If they are compatible, it is possible to introduce $V = L$ using Tarski–Grothendieck as basis instead of ZF.
 A: (I made my answer community wiki because the previous comments cover the important points of the answer.)
You can find the relationship between inaccessible cardinals and Grothendieck universes on Wikipedia (!)

Theorem. The followings are equivalent:

*

*Tarski's axiom A: every set is contained in a Grothendieck universe, and


*There is a proper class of inaccessible cardinals.

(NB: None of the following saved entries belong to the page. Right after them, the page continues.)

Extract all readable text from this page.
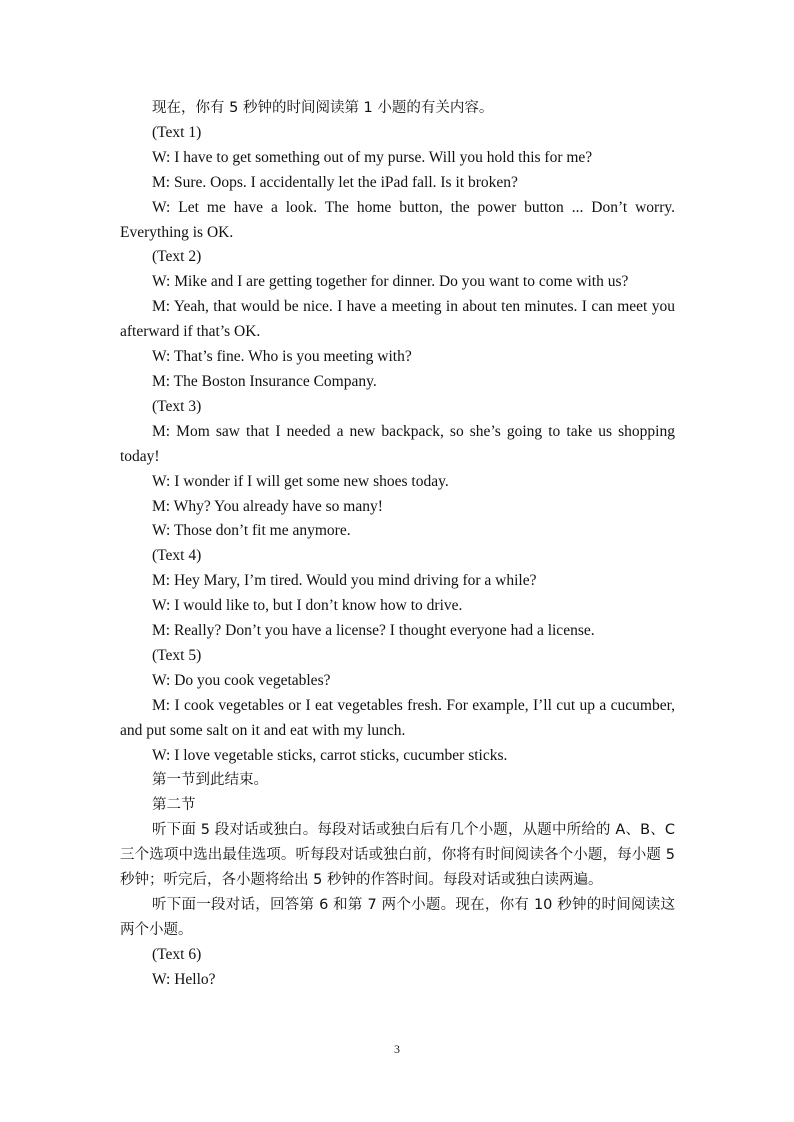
现在，你有 5 秒钟的时间阅读第 1 小题的有关内容。

(Text 1)

W: I have to get something out of my purse. Will you hold this for me?

M: Sure. Oops. I accidentally let the iPad fall. Is it broken?

W: Let me have a look. The home button, the power button ... Don’t worry. Everything is OK.

(Text 2)

W: Mike and I are getting together for dinner. Do you want to come with us?

M: Yeah, that would be nice. I have a meeting in about ten minutes. I can meet you afterward if that’s OK.

W: That’s fine. Who is you meeting with?

M: The Boston Insurance Company.

(Text 3)

M: Mom saw that I needed a new backpack, so she’s going to take us shopping today!

W: I wonder if I will get some new shoes today.

M: Why? You already have so many!

W: Those don’t fit me anymore.

(Text 4)

M: Hey Mary, I’m tired. Would you mind driving for a while?

W: I would like to, but I don’t know how to drive.

M: Really? Don’t you have a license? I thought everyone had a license.

(Text 5)

W: Do you cook vegetables?

M: I cook vegetables or I eat vegetables fresh. For example, I’ll cut up a cucumber, and put some salt on it and eat with my lunch.

W: I love vegetable sticks, carrot sticks, cucumber sticks.

第一节到此结束。

第二节

听下面 5 段对话或独白。每段对话或独白后有几个小题，从题中所给的 A、B、C 三个选项中选出最佳选项。听每段对话或独白前，你将有时间阅读各个小题，每小题 5 秒钟；听完后，各小题将给出 5 秒钟的作答时间。每段对话或独白读两遍。

听下面一段对话，回答第 6 和第 7 两个小题。现在，你有 10 秒钟的时间阅读这两个小题。

(Text 6)

W: Hello?

3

Especially, Tarski-Grothendieck set theory $\mathsf{TG}$ and $\mathsf{ZFC}+$"There is a proper class of inaccessibles" are the same theory.
It follows from the fact that every Grothendieck universe is of the form $V_\kappa$ for some inaccessible $\kappa$, where $V_\alpha$ is the $\alpha$th cumulative hierarchy. (See Trevor Wilson's previous answer for the detailed proof.)
Since being inaccessible is downward absolute between $V$ and $L$, we have $$L\models \text{there is a proper class of inaccessible cardinals}$$ if $V$ has a proper class of inaccessibles. (Thank you for Noah Schweber to point it out. Being inaccessible need not be upward absolute.)
It means $\mathsf{TG}+(V=L)$ is consistent if $\mathsf{TG}$ were.